My personal opinion is that in the end, the absence of women in Tolkien's writing is not necessarily so much due to any particular misogyny, but rather that it's a product of his almost exclusively masculine upbringing. While it's far too rarely remarked upon that Tolkien was introduced to this whole business of inventing languages by two of his female cousins, most of his childhood and youth after the death of his mother seem to have been spent in exclusively masculine company. His only sibling was a brother; they were raised by a Catholic priest and went to boys-only schools; Tolkien's friends at university seem to all have been men, and he served in the army with men. With a background like this, is it really surprising that women are either distant and ethereal objects of worship, matronly older relatives or, far more often, simply completely absent?
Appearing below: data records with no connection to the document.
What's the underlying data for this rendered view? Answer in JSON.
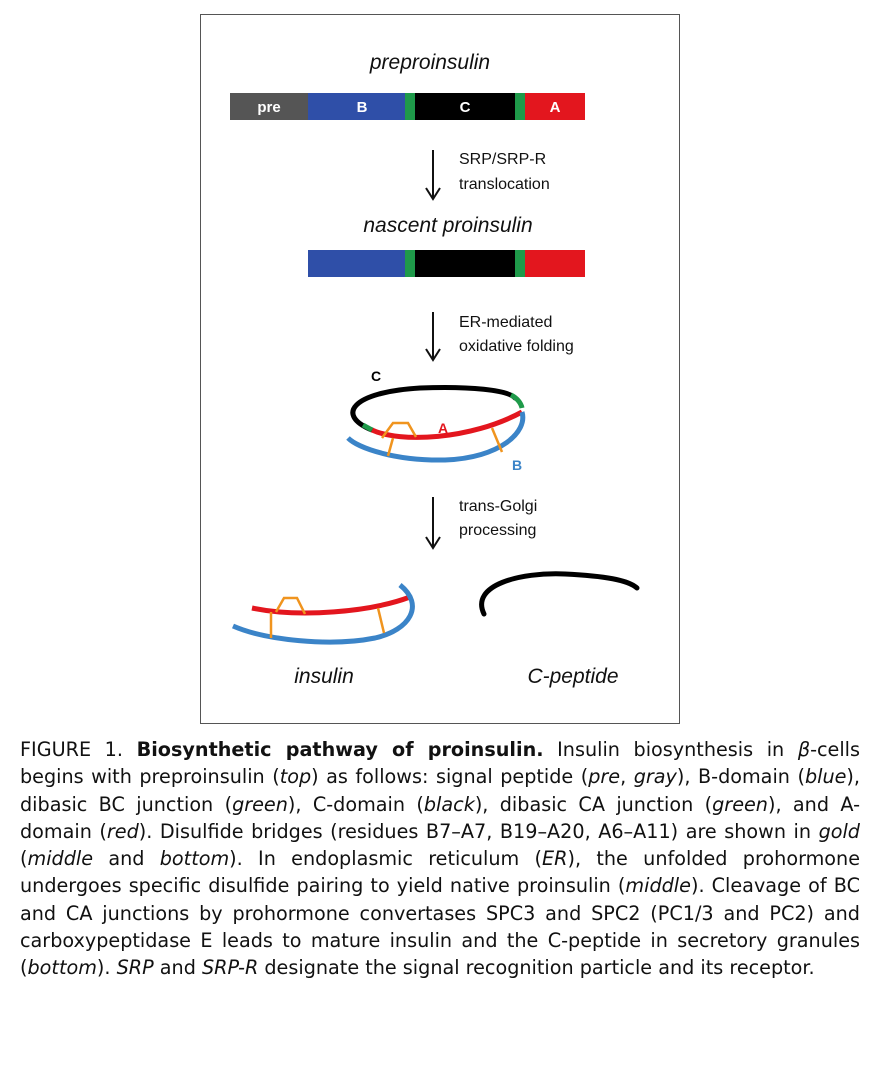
{
  "diagram": {
    "title_preproinsulin": "preproinsulin",
    "seg_pre": "pre",
    "seg_b": "B",
    "seg_c": "C",
    "seg_a": "A",
    "step1_line1": "SRP/SRP-R",
    "step1_line2": "translocation",
    "title_nascent": "nascent proinsulin",
    "step2_line1": "ER-mediated",
    "step2_line2": "oxidative folding",
    "chain_c": "C",
    "chain_a": "A",
    "chain_b": "B",
    "step3_line1": "trans-Golgi",
    "step3_line2": "processing",
    "label_insulin": "insulin",
    "label_cpeptide": "C-peptide",
    "colors": {
      "pre": "#555555",
      "b_domain": "#2f4fa8",
      "junction": "#1f9a4a",
      "c_domain": "#000000",
      "a_domain": "#e3161e",
      "b_chain_curve": "#3b84c8",
      "disulfide": "#f0941e"
    }
  },
  "caption": {
    "fig_label": "FIGURE 1.",
    "fig_title": "Biosynthetic pathway of proinsulin.",
    "t01": " Insulin biosynthesis in ",
    "beta": "β",
    "t02": "-cells begins with preproinsulin (",
    "i_top": "top",
    "t03": ") as follows: signal peptide (",
    "i_pre": "pre",
    "t04": ", ",
    "i_gray": "gray",
    "t05": "), B-domain (",
    "i_blue": "blue",
    "t06": "), dibasic BC junction (",
    "i_green1": "green",
    "t07": "), C-domain (",
    "i_black": "black",
    "t08": "), dibasic CA junction (",
    "i_green2": "green",
    "t09": "), and A-domain (",
    "i_red": "red",
    "t10": "). Disulfide bridges (residues B7–A7, B19–A20, A6–A11) are shown in ",
    "i_gold": "gold",
    "t11": " (",
    "i_middle1": "middle",
    "t12": " and ",
    "i_bottom1": "bottom",
    "t13": "). In endoplasmic reticulum (",
    "i_er": "ER",
    "t14": "), the unfolded prohormone undergoes specific disulfide pairing to yield native proinsulin (",
    "i_middle2": "middle",
    "t15": "). Cleavage of BC and CA junctions by prohormone convertases SPC3 and SPC2 (PC1/3 and PC2) and carboxypeptidase E leads to mature insulin and the C-peptide in secretory granules (",
    "i_bottom2": "bottom",
    "t16": "). ",
    "i_srp": "SRP",
    "t17": " and ",
    "i_srpr": "SRP-R",
    "t18": " designate the signal recognition particle and its receptor."
  }
}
It seems like it would have been quite natural for Tolkien to have conceived of his stories as quite literally "Boys' Own" adventures.
The great exception, of course, is Éowyn, who comes straight out of the Scandinavian sagas. In a sense, she's another victory of Tolkien's faithfulness to his "Northern" ideas: even though women barely appear in the story at all, if the Lord of the Rings is a saga, then it must have a shield-maiden, and Éowyn is her. As I said earlier, Éowyn also echoes the strong historical role of women in Mercia, which Éowyn's Rohan is based on. Ultimately it's a tragedy that Tolkien was so incurably phallocentric in his writing, since I think Éowyn and Lobelia Sackville-Baggins are some of his best characters. He could "write women"; he could even potray a woman as equal to men; it's just that he could not actually seem to conceive of women as equal participants in his stories. Their absence is one of the most enduring, fundamental flaws of his work.
**
Next time: more horses.
2 comments:
Agreed, this chapter about Eowyn is very strong and shows what he could have done. But he was a man of his era and wrote it as such. Good info about Eowyn seeing Aragorn purely as a way out of her cage rather than actually being in love with him - I'd always assumed it was the latter.